Но едва Алтаграсия увидела дом, она перестала плакать и позволила Елене Старовой вытереть слезы на своих еще свежих и полных щеках. Она зашагала к дому с таким видом, словно была уверена, что Рамон уже там. Алтаграсия представила себе, как войдет и как Рамон, оторвавшись от чтения, вскинет на нее свои умные живые глаза. Поддавшись этой обманчивой уверенности, она переступила порог дома, который был сейчас самым опасным местом в городе.
В 10 часов 15 минут полиция штата, патрулировавшая по всем главным шоссе, ведущим в Реату, остановила едущий в город крытый фургон. На передке сидел старый индеец из племени навахо. Его длинные волосы были собраны в узел, рот окаймлен густыми седыми усами. Рядом с ним сидела его жена, худая, в широкой юбке и вельветовой кофте. На шее у нее висела добрая дюжина ожерелий из бирюзы и серебра.
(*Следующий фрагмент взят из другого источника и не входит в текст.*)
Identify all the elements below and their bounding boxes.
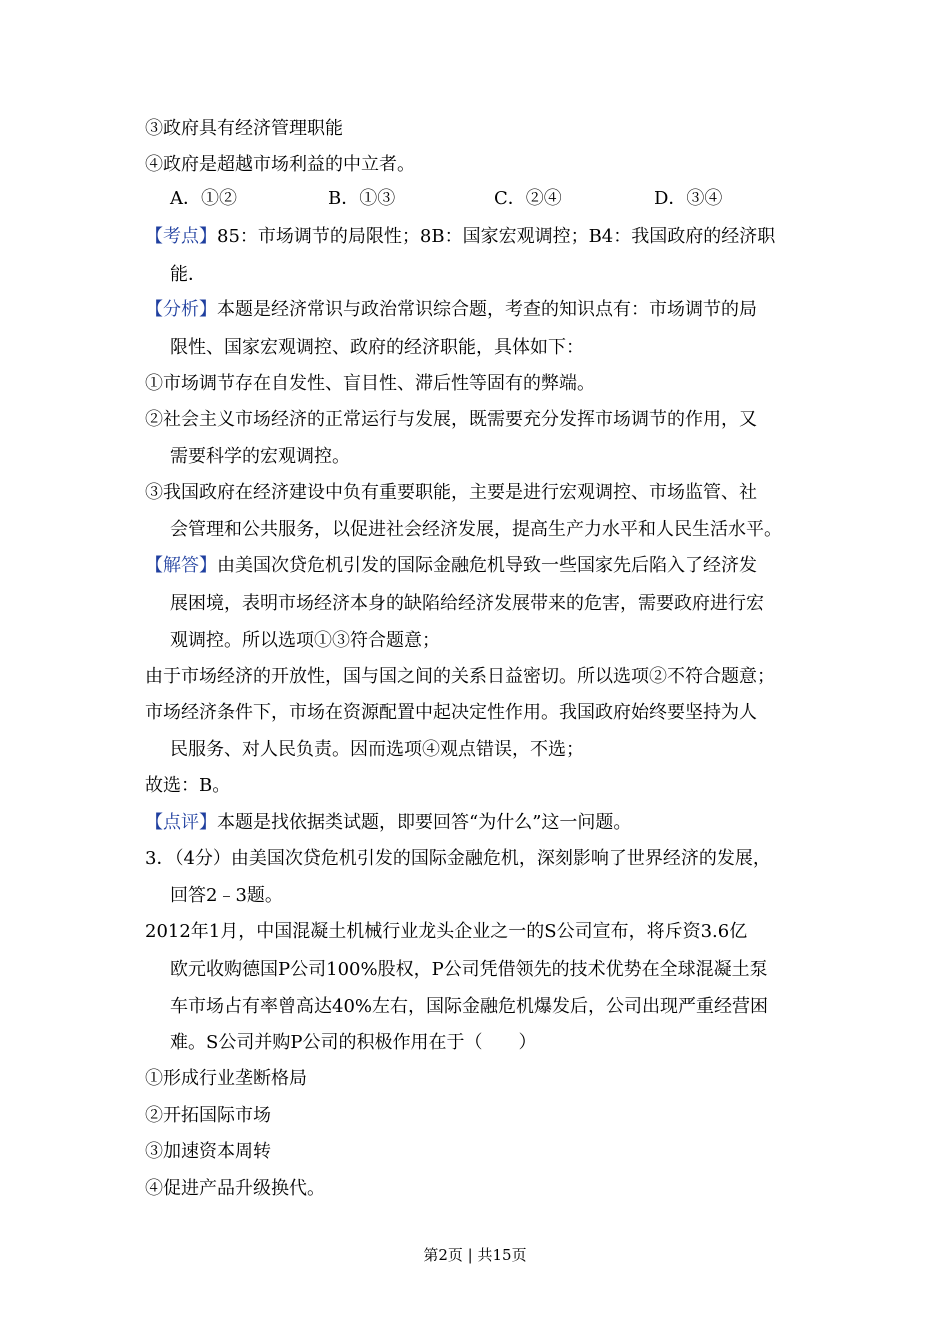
q3-material-line-1: 2012年1月，中国混凝土机械行业龙头企业之一的S公司宣布，将斥资3.6亿 (145, 921, 748, 942)
jieda-line-2: 展困境，表明市场经济本身的缺陷给经济发展带来的危害，需要政府进行宏 (170, 593, 764, 614)
fenxi-tag: 【分析】 (145, 299, 217, 320)
q3-item-1: ①形成行业垄断格局 (145, 1068, 307, 1089)
jieda-line-1: 【解答】由美国次贷危机引发的国际金融危机导致一些国家先后陷入了经济发 (145, 555, 757, 576)
q3-item-3: ③加速资本周转 (145, 1141, 271, 1162)
q2-item-3: ③政府具有经济管理职能 (145, 118, 343, 139)
q3-material-line-3: 车市场占有率曾高达40%左右，国际金融危机爆发后，公司出现严重经营困 (170, 996, 769, 1017)
dianping-tag: 【点评】 (145, 812, 217, 833)
kaodian-tag: 【考点】 (145, 226, 217, 247)
option-c: C．②④ (494, 188, 562, 209)
jieda-line-3: 观调控。所以选项①③符合题意； (170, 630, 440, 651)
fenxi-line-4: ②社会主义市场经济的正常运行与发展，既需要充分发挥市场调节的作用，又 (145, 409, 757, 430)
option-b: B．①③ (328, 188, 396, 209)
q3-item-4: ④促进产品升级换代。 (145, 1178, 325, 1199)
option-a: A．①② (170, 188, 237, 209)
fenxi-line-5: 需要科学的宏观调控。 (170, 446, 350, 467)
jieda-line-7: 故选：B。 (145, 775, 231, 796)
q3-stem-line-2: 回答2﹣3题。 (170, 885, 283, 906)
q3-item-2: ②开拓国际市场 (145, 1105, 271, 1126)
jieda-line-4: 由于市场经济的开放性，国与国之间的关系日益密切。所以选项②不符合题意； (145, 666, 775, 687)
dianping-line: 【点评】本题是找依据类试题，即要回答“为什么”这一问题。 (145, 812, 632, 833)
fenxi-line-1: 【分析】本题是经济常识与政治常识综合题，考查的知识点有：市场调节的局 (145, 299, 757, 320)
option-d: D．③④ (654, 188, 723, 209)
q2-item-4: ④政府是超越市场利益的中立者。 (145, 154, 415, 175)
kaodian-line-1: 【考点】85：市场调节的局限性；8B：国家宏观调控；B4：我国政府的经济职 (145, 226, 776, 247)
jieda-line-6: 民服务、对人民负责。因而选项④观点错误，不选； (170, 739, 584, 760)
jieda-tag: 【解答】 (145, 555, 217, 576)
fenxi-line-3: ①市场调节存在自发性、盲目性、滞后性等固有的弊端。 (145, 373, 595, 394)
fenxi-line-6: ③我国政府在经济建设中负有重要职能，主要是进行宏观调控、市场监管、社 (145, 482, 757, 503)
q3-material-line-2: 欧元收购德国P公司100%股权，P公司凭借领先的技术优势在全球混凝土泵 (170, 959, 768, 980)
fenxi-line-7: 会管理和公共服务，以促进社会经济发展，提高生产力水平和人民生活水平。 (170, 519, 782, 540)
fenxi-line-2: 限性、国家宏观调控、政府的经济职能，具体如下： (170, 337, 584, 358)
jieda-line-5: 市场经济条件下，市场在资源配置中起决定性作用。我国政府始终要坚持为人 (145, 702, 757, 723)
q3-material-line-4: 难。S公司并购P公司的积极作用在于（ ） (170, 1032, 537, 1053)
q3-stem-line-1: 3．（4分）由美国次贷危机引发的国际金融危机，深刻影响了世界经济的发展， (145, 848, 771, 869)
kaodian-line-2: 能． (170, 264, 206, 285)
page-footer: 第2页 | 共15页 (423, 1246, 527, 1264)
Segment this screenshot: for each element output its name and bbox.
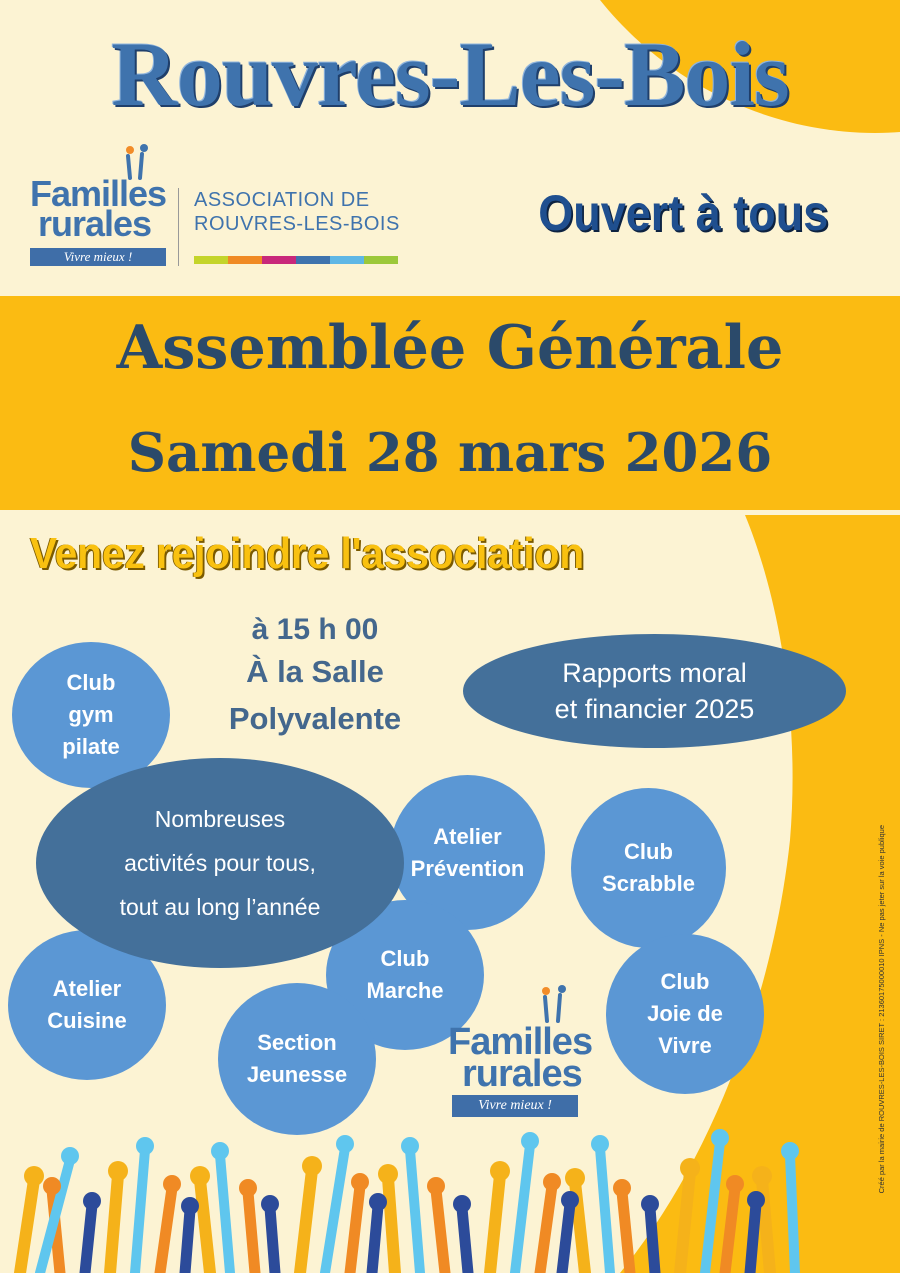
club-label: Prévention xyxy=(410,855,525,881)
club-label: Section xyxy=(257,1030,337,1055)
venue-line2: Polyvalente xyxy=(228,701,402,736)
club-label: Atelier xyxy=(433,823,502,849)
logo-word-familles: Familles xyxy=(448,1021,593,1063)
event-date: Samedi 28 mars 2026 xyxy=(127,422,773,484)
logo-word-rurales: rurales xyxy=(38,203,152,244)
association-name-line1: ASSOCIATION DE xyxy=(194,189,370,211)
color-stripe xyxy=(194,256,398,264)
club-scrabble-circle xyxy=(571,788,726,948)
logo-word-familles: Familles xyxy=(30,173,167,214)
association-name-line2: ROUVRES-LES-BOIS xyxy=(194,213,400,235)
club-label: Jeunesse xyxy=(246,1062,348,1087)
activities-line1: Nombreuses xyxy=(154,806,286,832)
open-to-all-label: Ouvert à tous xyxy=(537,185,828,241)
club-label: pilate xyxy=(62,734,120,759)
club-label: Joie de xyxy=(647,1001,723,1026)
activities-line2: activités pour tous, xyxy=(124,850,316,876)
association-logo xyxy=(26,150,406,270)
logo-tagline: Vivre mieux ! xyxy=(452,1095,578,1117)
activities-line3: tout au long l’année xyxy=(119,894,321,920)
club-label: Club xyxy=(624,839,673,864)
logo-divider xyxy=(178,188,179,266)
section-jeunesse-circle xyxy=(218,983,376,1135)
club-label: Club xyxy=(660,969,710,994)
people-figure-icon xyxy=(536,985,576,1023)
club-label: Marche xyxy=(366,978,444,1003)
club-label: gym xyxy=(68,702,114,727)
club-label: Atelier xyxy=(52,976,122,1001)
reports-line1: Rapports moral xyxy=(562,658,747,688)
club-label: Club xyxy=(66,670,116,695)
event-time: à 15 h 00 xyxy=(251,613,379,646)
familles-rurales-logo-bottom xyxy=(448,985,618,1115)
logo-tagline: Vivre mieux ! xyxy=(30,248,166,266)
event-title: Assemblée Générale xyxy=(116,313,784,383)
hands-raised-icon xyxy=(0,1120,820,1273)
club-label: Club xyxy=(380,946,430,971)
town-title: Rouvres-Les-Bois xyxy=(111,23,789,125)
club-label: Vivre xyxy=(658,1033,712,1058)
venue-line1: À la Salle xyxy=(246,654,384,689)
invitation-heading: Venez rejoindre l'association xyxy=(30,529,585,578)
reports-ellipse xyxy=(463,634,846,748)
club-label: Cuisine xyxy=(47,1008,127,1033)
reports-line2: et financier 2025 xyxy=(554,694,755,724)
club-label: Scrabble xyxy=(602,871,695,896)
logo-word-rurales: rurales xyxy=(462,1053,582,1095)
legal-side-note: Créé par la mairie de ROUVRES-LES-BOIS SIRET : 21360175000010 IPNS - Ne pas jeter sur la voie publique xyxy=(877,825,886,1194)
club-joie-de-vivre-circle xyxy=(606,934,764,1094)
activities-ellipse xyxy=(36,758,404,968)
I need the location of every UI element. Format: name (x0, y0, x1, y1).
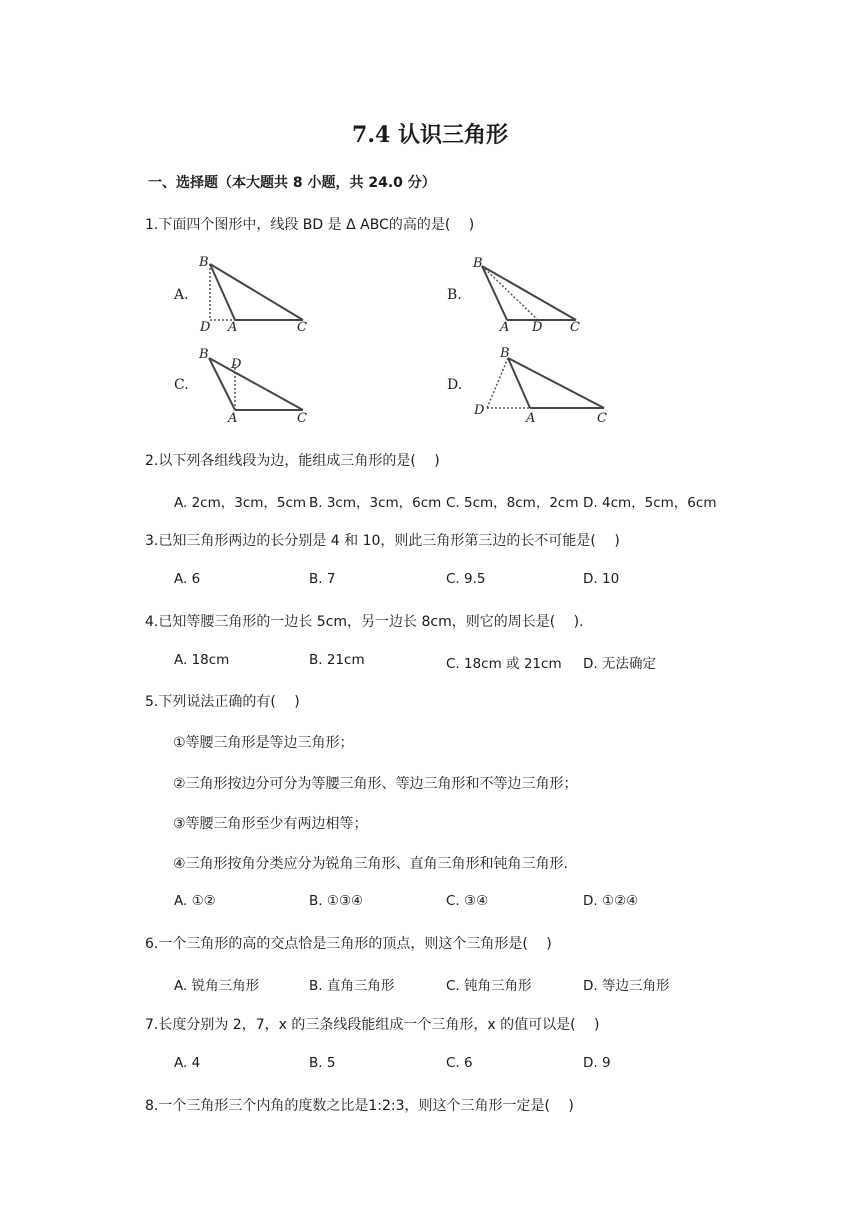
vertex-label-c: C (297, 320, 307, 334)
vertex-label-d: D (532, 320, 543, 334)
q5-option-d[interactable]: D. ①②④ (583, 893, 639, 909)
q3-option-a[interactable]: A. 6 (174, 571, 201, 587)
q1-option-a-label: A. (174, 287, 189, 303)
q6-option-c[interactable]: C. 钝角三角形 (446, 978, 532, 994)
q5-option-a[interactable]: A. ①② (174, 893, 216, 909)
q5-option-b[interactable]: B. ①③④ (309, 893, 364, 909)
q1-option-b-label: B. (447, 287, 462, 303)
q1-option-c-label: C. (174, 377, 189, 393)
q7-option-b[interactable]: B. 5 (309, 1055, 336, 1071)
question-5-stem: 5.下列说法正确的有( ) (145, 694, 300, 710)
q7-option-a[interactable]: A. 4 (174, 1055, 201, 1071)
q6-option-a[interactable]: A. 锐角三角形 (174, 978, 260, 994)
q4-option-a[interactable]: A. 18cm (174, 652, 230, 668)
q2-option-a[interactable]: A. 2cm，3cm，5cm (174, 495, 307, 511)
q1-option-d-label: D. (447, 377, 463, 393)
q1-figure-d (470, 342, 610, 426)
q7-option-d[interactable]: D. 9 (583, 1055, 611, 1071)
q3-option-b[interactable]: B. 7 (309, 571, 336, 587)
vertex-label-d: D (231, 357, 242, 372)
vertex-label-a: A (228, 411, 238, 426)
side-bc (210, 264, 303, 320)
question-7-stem: 7.长度分别为 2，7，x 的三条线段能组成一个三角形，x 的值可以是( ) (145, 1017, 600, 1033)
question-1-stem: 1.下面四个图形中，线段 BD 是 Δ ABC的高的是( ) (145, 217, 475, 233)
q1-figure-c (195, 342, 315, 426)
dashed-line-bd (487, 358, 508, 408)
side-ba (508, 358, 530, 408)
section-heading: 一、选择题（本大题共 8 小题，共 24.0 分） (148, 175, 436, 191)
question-3-stem: 3.已知三角形两边的长分别是 4 和 10，则此三角形第三边的长不可能是( ) (145, 533, 620, 549)
vertex-label-a: A (228, 320, 238, 334)
q4-option-c[interactable]: C. 18cm 或 21cm (446, 656, 562, 672)
q3-option-c[interactable]: C. 9.5 (446, 571, 486, 587)
side-bc (508, 358, 604, 408)
vertex-label-b: B (199, 347, 209, 362)
vertex-label-d: D (200, 320, 211, 334)
vertex-label-d: D (474, 403, 485, 418)
vertex-label-a: A (500, 320, 510, 334)
question-8-stem: 8.一个三角形三个内角的度数之比是1:2:3，则这个三角形一定是( ) (145, 1098, 574, 1114)
q2-option-b[interactable]: B. 3cm，3cm，6cm (309, 495, 442, 511)
vertex-label-c: C (597, 411, 607, 426)
q2-option-d[interactable]: D. 4cm，5cm，6cm (583, 495, 717, 511)
vertex-label-b: B (473, 256, 483, 271)
q6-option-d[interactable]: D. 等边三角形 (583, 978, 670, 994)
question-2-stem: 2.以下列各组线段为边，能组成三角形的是( ) (145, 453, 440, 469)
vertex-label-b: B (199, 255, 209, 270)
q1-figure-b (470, 252, 590, 334)
q2-option-c[interactable]: C. 5cm，8cm，2cm (446, 495, 579, 511)
page-title: 7.4 认识三角形 (352, 122, 508, 148)
question-4-stem: 4.已知等腰三角形的一边长 5cm，另一边长 8cm，则它的周长是( ). (145, 614, 584, 630)
q5-statement-3: ③等腰三角形至少有两边相等； (173, 816, 368, 832)
q5-option-c[interactable]: C. ③④ (446, 893, 489, 909)
q7-option-c[interactable]: C. 6 (446, 1055, 473, 1071)
vertex-label-c: C (297, 411, 307, 426)
vertex-label-a: A (526, 411, 536, 426)
vertex-label-b: B (500, 346, 510, 361)
q5-statement-1: ①等腰三角形是等边三角形； (173, 735, 354, 751)
q5-statement-4: ④三角形按角分类应分为锐角三角形、直角三角形和钝角三角形. (173, 856, 568, 872)
q4-option-d[interactable]: D. 无法确定 (583, 656, 656, 672)
q4-option-b[interactable]: B. 21cm (309, 652, 365, 668)
q1-figure-a (195, 252, 315, 334)
vertex-label-c: C (570, 320, 580, 334)
q3-option-d[interactable]: D. 10 (583, 571, 620, 587)
q5-statement-2: ②三角形按边分可分为等腰三角形、等边三角形和不等边三角形； (173, 776, 578, 792)
q6-option-b[interactable]: B. 直角三角形 (309, 978, 395, 994)
question-6-stem: 6.一个三角形的高的交点恰是三角形的顶点，则这个三角形是( ) (145, 936, 552, 952)
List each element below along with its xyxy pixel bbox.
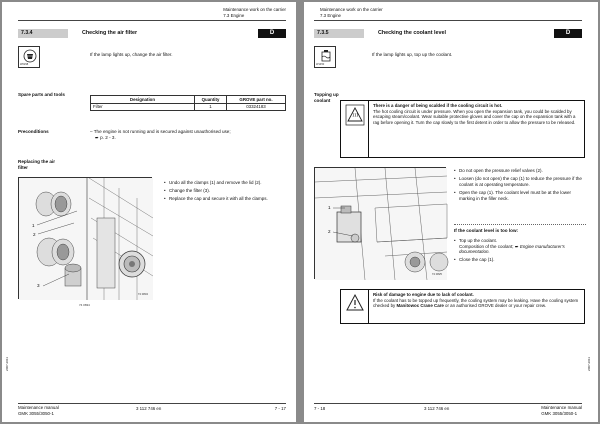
- table-row: [91, 103, 286, 111]
- callout-2: 2: [33, 232, 36, 237]
- section-number: 7.3.5: [314, 29, 364, 38]
- header-line2: 7.3 Engine: [223, 12, 245, 18]
- list-item: [454, 238, 588, 255]
- air-filter-lamp-icon: [18, 46, 40, 68]
- spare-parts-label: Spare parts and tools: [18, 92, 65, 97]
- intro-text: If the lamp lights up, top up the coolant.: [372, 52, 453, 57]
- figure-code: 74 0834: [79, 303, 90, 307]
- coolant-level-lamp-icon: [314, 46, 336, 68]
- footer-doc-number: 3 112 746 en: [424, 405, 450, 411]
- callout-2: 2: [328, 229, 331, 234]
- header-rule: [314, 20, 582, 21]
- callout-1: 1: [32, 223, 35, 228]
- list-item: • Undo all the clamps (1) and remove the lid (2).: [164, 180, 286, 186]
- figure-code-label: 74 0825: [431, 271, 442, 276]
- right-page: [304, 2, 598, 422]
- cell-designation: Filter: [91, 103, 195, 111]
- side-code: 2007.2011: [587, 357, 592, 371]
- header-line1: Maintenance work on the carrier: [320, 7, 383, 12]
- list-item: • Close the cap (1).: [454, 257, 588, 263]
- section-title: Checking the air filter: [82, 30, 138, 37]
- figure-code-label: 74 0834: [137, 291, 148, 296]
- col-quantity: Quantity: [195, 96, 227, 104]
- footer-rule: [18, 403, 286, 404]
- air-filter-steps: [164, 180, 286, 204]
- list-item: • Loosen (do not open) the cap (1) to reduce the pressure if the coolant is at operating temperature.: [454, 176, 588, 187]
- callout-3: 3: [37, 283, 40, 288]
- page-header: [223, 7, 286, 18]
- callout-1: 1: [328, 205, 331, 210]
- list-item: • Open the cap (1). The coolant level must be at the lower marking in the filler neck.: [454, 190, 588, 201]
- page-number: 7 - 17: [274, 405, 286, 411]
- footer-line1: Maintenance manual: [541, 405, 582, 410]
- air-filter-figure: [18, 177, 152, 307]
- divider: [454, 224, 586, 225]
- precondition: The engine is not running and is secured against unauthorised use;: [93, 129, 231, 134]
- risk-text-b: or an authorised GROVE dealer or your repair crew.: [445, 303, 547, 308]
- list-item: • Replace the cap and secure it with all the clamps.: [164, 196, 286, 202]
- footer-line2: GMK 3055/3050-1: [18, 410, 54, 416]
- warning-hot-icon: [341, 101, 369, 157]
- intro-text: If the lamp lights up, change the air filter.: [90, 52, 173, 57]
- precondition-text: – The engine is not running and is secured against unauthorised use; ➨ p. 2 - 3.: [90, 129, 231, 140]
- page-number: 7 - 18: [314, 405, 326, 411]
- danger-text: The hot cooling circuit is under pressure. When you open the expansion tank, you could be scalded by escaping steam/coolant. Wear suitable protective gloves and cover the cap on the expansion tank with a rag before opening it. Turn the cap slowly to the first detent in order to allow the pressure to be released.: [373, 108, 576, 125]
- risk-body: [373, 292, 581, 309]
- parts-table: [90, 95, 286, 111]
- header-line1: Maintenance work on the carrier: [223, 7, 286, 12]
- footer-line1: Maintenance manual: [18, 405, 59, 410]
- danger-title: There is a danger of being scalded if the cooling circuit is hot.: [373, 103, 503, 108]
- coolant-low-steps: [454, 238, 588, 266]
- section-level-badge: D: [554, 29, 582, 38]
- replacing-label: Replacing the air filter: [18, 159, 56, 170]
- arrow-ref-icon: ➨: [95, 134, 101, 140]
- coolant-figure: [314, 167, 446, 279]
- section-bar: [314, 29, 582, 38]
- danger-body: [373, 103, 581, 125]
- risk-brand: Manitowoc Crane Care: [396, 303, 444, 308]
- composition-text: Composition of the coolant;: [459, 243, 514, 249]
- risk-text-a: If the coolant has to be topped up frequently, the cooling system may be leaking. Have the cooling system checked by: [373, 297, 579, 308]
- composition-ref[interactable]: Engine manufacturer's documentation.: [459, 243, 565, 255]
- list-item: • Do not open the pressure relief valves (2).: [454, 168, 588, 174]
- risk-text: [373, 298, 581, 309]
- cell-quantity: 1: [195, 103, 227, 111]
- coolant-low-label: If the coolant level is too low:: [454, 228, 519, 233]
- preconditions-label: Preconditions: [18, 129, 49, 134]
- coolant-steps: [454, 168, 588, 204]
- section-level-badge: D: [258, 29, 286, 38]
- topping-up-label: Topping up coolant: [314, 92, 339, 103]
- section-number: 7.3.4: [18, 29, 68, 38]
- footer-manual: [18, 405, 59, 416]
- page-header: [320, 7, 383, 18]
- footer-rule: [314, 403, 582, 404]
- header-line2: 7.3 Engine: [320, 12, 341, 18]
- step-top-up: Top up the coolant.: [459, 238, 498, 243]
- list-item: • Change the filter (3).: [164, 188, 286, 194]
- risk-title: Risk of damage to engine due to lack of coolant.: [373, 292, 474, 297]
- col-designation: Designation: [91, 96, 195, 104]
- side-code: 2007.2011: [5, 357, 9, 371]
- icon-caption: W0298: [20, 62, 29, 66]
- cell-part-no: 03324183: [227, 103, 286, 111]
- header-rule: [18, 20, 286, 21]
- precondition-ref[interactable]: p. 2 - 3.: [100, 134, 116, 140]
- footer-manual: [541, 405, 582, 416]
- col-part-no: GROVE part no.: [227, 96, 286, 104]
- section-bar: [18, 29, 286, 38]
- footer-doc-number: 3 112 746 en: [136, 405, 162, 411]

В глубине фургона виднелись три лохматые детские головки, с любопытством рассматривавшие полицейских, а из-за спин детей выглядывала молодая красавица.
— Поворачивай обратно, Джон, — сказал один из полицейских.
— Я не есть Джон, — с достоинством возразил старый навахо. Ему уже давно надоели бледнолицые, считающие, что все индейцы Джоны.
— А как тебя зовут?
— Бен Джоу Неззи.
— Ну, так вот, Джоу, возвращайся домой. Чем торгуешь?
Индеец кивнул головой, не совсем поняв вопрос.
— Купишь бусы? — спросил он.
— Не сегодня. Сегодня в город нельзя ехать.
Старик улыбнулся, вытер тыльной стороной ладони усы. Он был убежден, что бледнолицый шутит.
— Сегодня не покупай бусы?
— Ни бусы, ничего другого. Сегодня нет бизнеса.
— Нет би-и-изнеса?
— Нет. Поворачивай. — Полицейский жестом пояснил свой приказ.
— Гм. Нет би-и-изнеса. — Навахо посмотрел на жену. Та шевельнулась, растерянно хихикнула, потом прикрыла лицо одеялом. Старик немного подумал и с достоинством повернул лошадей.
— Сожалею, Джон. Желаю удачи. В другой раз приезжай.
Старый Бен Джоу дождался, когда повозка развернулась и полицейские снова сели на свои мотоциклы, затем рассмеялся. Сначала тихо, про себя, но затем смех прорвался наружу. Бен Джоу хохотал так заразительно, что его дочь и внучата тоже не выдержали. Он никак не думал, чтобы бледнолицые хотя бы один день могли прожить без би-и-изнеса.